Of course, it can be argued that Apple is in a completely different business, being a technology whiz versus and McDonald’s supposedly mature food and restaurant outfit. But one day it will be said that McDonald’s is the Apple of the fast-food industry. You can’t minimize the company’s solid sales and earnings growth, innovative sense in its menus and pricing strategy, and its extensive footprint in the global markets, including Europe, the emerging markets and most definitely, China.

What’s striking is that even analysts who have trimmed their sales and earnings estimates — because of worry about headwinds from Europe and rising commodity prices — refuse to abandon Mickey D. They continue to recommend the stock and aren’t reducing their price targets.

“The strong top line [revenue] outweighs the modest cost headwinds,” argues Lynne Collier, analyst at investment bank Sterne Agee. So she’s maintaining her buy rating and, at the same time, raising her 12-month price target to $109 a share from $106. The analyst notes that “McDonald’s posted impressive fourth-quarter results as global same-store sales remained strong despite macroeconomic challenges.”

Jim Yin, analyst at Standard & Poor’s, says McDonald’s is gaining market share even in this challenging economic times with its value offerings.

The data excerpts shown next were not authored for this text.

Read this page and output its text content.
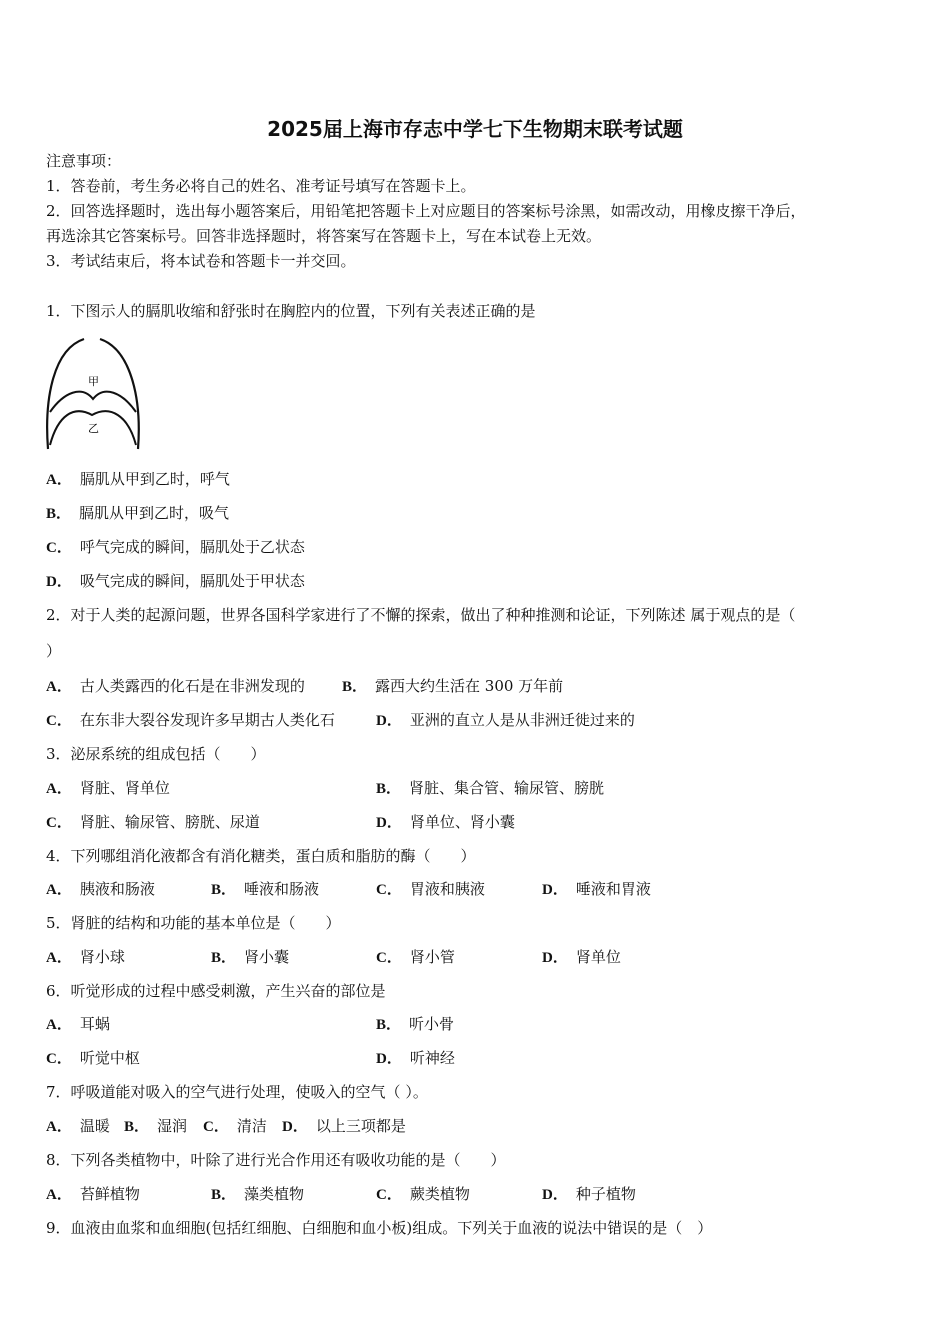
2025届上海市存志中学七下生物期末联考试题
注意事项：
1．答卷前，考生务必将自己的姓名、准考证号填写在答题卡上。
2．回答选择题时，选出每小题答案后，用铅笔把答题卡上对应题目的答案标号涂黑，如需改动，用橡皮擦干净后，
再选涂其它答案标号。回答非选择题时，将答案写在答题卡上，写在本试卷上无效。
3．考试结束后，将本试卷和答题卡一并交回。
1．下图示人的膈肌收缩和舒张时在胸腔内的位置，下列有关表述正确的是
甲
乙
A． 膈肌从甲到乙时，呼气
B． 膈肌从甲到乙时，吸气
C． 呼气完成的瞬间，膈肌处于乙状态
D． 吸气完成的瞬间，膈肌处于甲状态
2．对于人类的起源问题，世界各国科学家进行了不懈的探索，做出了种种推测和论证，下列陈述 属于观点的是（
）
A． 古人类露西的化石是在非洲发现的 B． 露西大约生活在 300 万年前
C． 在东非大裂谷发现许多早期古人类化石	D． 亚洲的直立人是从非洲迁徙过来的
3．泌尿系统的组成包括（　　）
A． 肾脏、肾单位	B． 肾脏、集合管、输尿管、膀胱
C． 肾脏、输尿管、膀胱、尿道	D． 肾单位、肾小囊
4．下列哪组消化液都含有消化糖类，蛋白质和脂肪的酶（　　）
A． 胰液和肠液	B． 唾液和肠液	C． 胃液和胰液	D． 唾液和胃液
5．肾脏的结构和功能的基本单位是（　　）
A． 肾小球	B． 肾小囊	C． 肾小管	D． 肾单位
6．听觉形成的过程中感受刺激，产生兴奋的部位是
A． 耳蜗	B． 听小骨
C． 听觉中枢	D． 听神经
7．呼吸道能对吸入的空气进行处理，使吸入的空气（ ）。
A． 温暖 B． 湿润 C． 清洁 D． 以上三项都是
8．下列各类植物中，叶除了进行光合作用还有吸收功能的是（　　）
A． 苔鲜植物	B． 藻类植物	C． 蕨类植物	D． 种子植物
9．血液由血浆和血细胞(包括红细胞、白细胞和血小板)组成。下列关于血液的说法中错误的是（　）
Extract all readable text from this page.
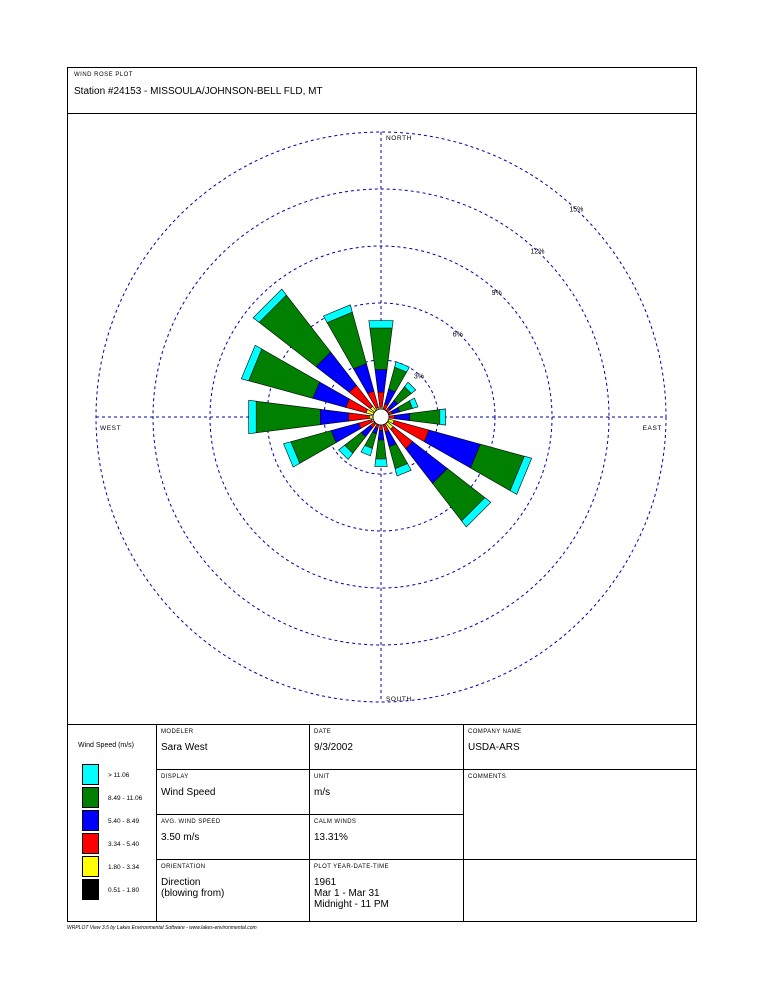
WIND ROSE PLOT
Station #24153 - MISSOULA/JOHNSON-BELL FLD, MT
3%
6%
9%
12%
15%
NORTH
SOUTH
EAST
WEST
Wind Speed (m/s)
> 11.06
8.49 - 11.06
5.40 - 8.49
3.34 - 5.40
1.80 - 3.34
0.51 - 1.80
MODELER
Sara West
DATE
9/3/2002
COMPANY NAME
USDA-ARS
DISPLAY
Wind Speed
UNIT
m/s
COMMENTS
AVG. WIND SPEED
3.50 m/s
CALM WINDS
13.31%
ORIENTATION
Direction
(blowing from)
PLOT YEAR-DATE-TIME
1961
Mar 1 - Mar 31
Midnight - 11 PM
WRPLOT View 3.5 by Lakes Environmental Software - www.lakes-environmental.com
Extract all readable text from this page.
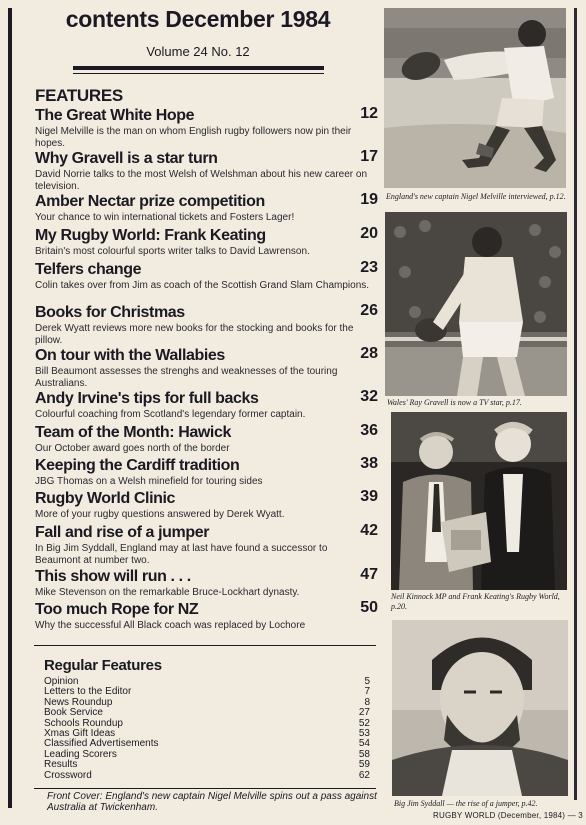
contents December 1984
Volume 24 No. 12
FEATURES
The Great White Hope
Nigel Melville is the man on whom English rugby followers now pin their hopes.
12
Why Gravell is a star turn
David Norrie talks to the most Welsh of Welshman about his new career on television.
17
Amber Nectar prize competition
Your chance to win international tickets and Fosters Lager!
19
My Rugby World: Frank Keating
Britain's most colourful sports writer talks to David Lawrenson.
20
Telfers change
Colin takes over from Jim as coach of the Scottish Grand Slam Champions.
23
Books for Christmas
Derek Wyatt reviews more new books for the stocking and books for the pillow.
26
On tour with the Wallabies
Bill Beaumont assesses the strenghs and weaknesses of the touring Australians.
28
Andy Irvine's tips for full backs
Colourful coaching from Scotland's legendary former captain.
32
Team of the Month: Hawick
Our October award goes north of the border
36
Keeping the Cardiff tradition
JBG Thomas on a Welsh minefield for touring sides
38
Rugby World Clinic
More of your rugby questions answered by Derek Wyatt.
39
Fall and rise of a jumper
In Big Jim Syddall, England may at last have found a successor to Beaumont at number two.
42
This show will run . . .
Mike Stevenson on the remarkable Bruce-Lockhart dynasty.
47
Too much Rope for NZ
Why the successful All Black coach was replaced by Lochore
50
Regular Features
Opinion	5
Letters to the Editor	7
News Roundup	8
Book Service	27
Schools Roundup	52
Xmas Gift Ideas	53
Classified Advertisements	54
Leading Scorers	58
Results	59
Crossword	62
Front Cover: England's new captain Nigel Melville spins out a pass against Australia at Twickenham.
RUGBY WORLD (December, 1984) — 3
England's new captain Nigel Melville interviewed, p.12.
Wales' Ray Gravell is now a TV star, p.17.
Neil Kinnock MP and Frank Keating's Rugby World, p.20.
Big Jim Syddall — the rise of a jumper, p.42.
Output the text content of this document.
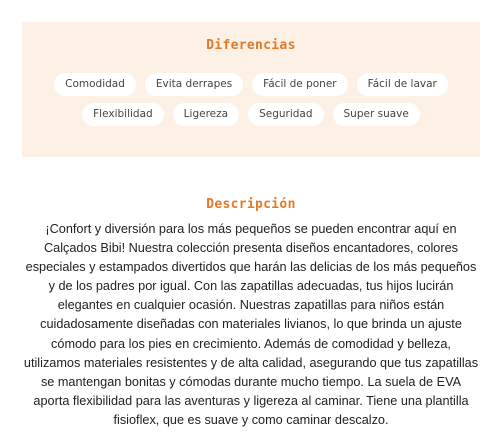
Diferencias
Comodidad	Evita derrapes	Fácil de poner	Fácil de lavar
Flexibilidad	Ligereza	Seguridad	Super suave
Descripción

¡Confort y diversión para los más pequeños se pueden encontrar aquí en Calçados Bibi! Nuestra colección presenta diseños encantadores, colores especiales y estampados divertidos que harán las delicias de los más pequeños y de los padres por igual. Con las zapatillas adecuadas, tus hijos lucirán elegantes en cualquier ocasión. Nuestras zapatillas para niños están cuidadosamente diseñadas con materiales livianos, lo que brinda un ajuste cómodo para los pies en crecimiento. Además de comodidad y belleza, utilizamos materiales resistentes y de alta calidad, asegurando que tus zapatillas se mantengan bonitas y cómodas durante mucho tiempo. La suela de EVA aporta flexibilidad para las aventuras y ligereza al caminar. Tiene una plantilla fisioflex, que es suave y como caminar descalzo.
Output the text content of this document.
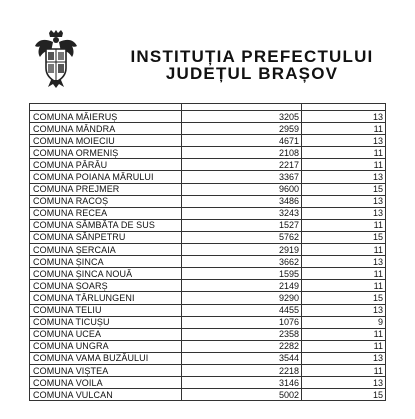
INSTITUȚIA PREFECTULUI
JUDEȚUL BRAȘOV

COMUNA MĂIERUȘ	3205	13
COMUNA MÂNDRA	2959	11
COMUNA MOIECIU	4671	13
COMUNA ORMENIȘ	2108	11
COMUNA PÂRÂU	2217	11
COMUNA POIANA MĂRULUI	3367	13
COMUNA PREJMER	9600	15
COMUNA RACOȘ	3486	13
COMUNA RECEA	3243	13
COMUNA SÂMBĂTA DE SUS	1527	11
COMUNA SÂNPETRU	5762	15
COMUNA ȘERCAIA	2919	11
COMUNA ȘINCA	3662	13
COMUNA ȘINCA NOUĂ	1595	11
COMUNA ȘOARȘ	2149	11
COMUNA TÂRLUNGENI	9290	15
COMUNA TELIU	4455	13
COMUNA TICUȘU	1076	9
COMUNA UCEA	2358	11
COMUNA UNGRA	2282	11
COMUNA VAMA BUZĂULUI	3544	13
COMUNA VIȘTEA	2218	11
COMUNA VOILA	3146	13
COMUNA VULCAN	5002	15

He also sees incremental growth from the company’s expanding menu items that target the more affluent customers, and from its ongoing modernization efforts.

Yin says that because of his concern over a possible European economic slowdown and lower margins due to the rise in commodity prices, he has trimmed his earnings estimate for 2012 by six cents a share, to $5.72. For 2011, he figures the company earned an estimated $5.23 a share, up from 2010’s $4.58. But he’s staying with his 12-month price target of $109 a share.

So the play on McDonald’s is one for the long haul, taking advantage of price pushbacks and sticking with it for that Apple-like blastoff moment.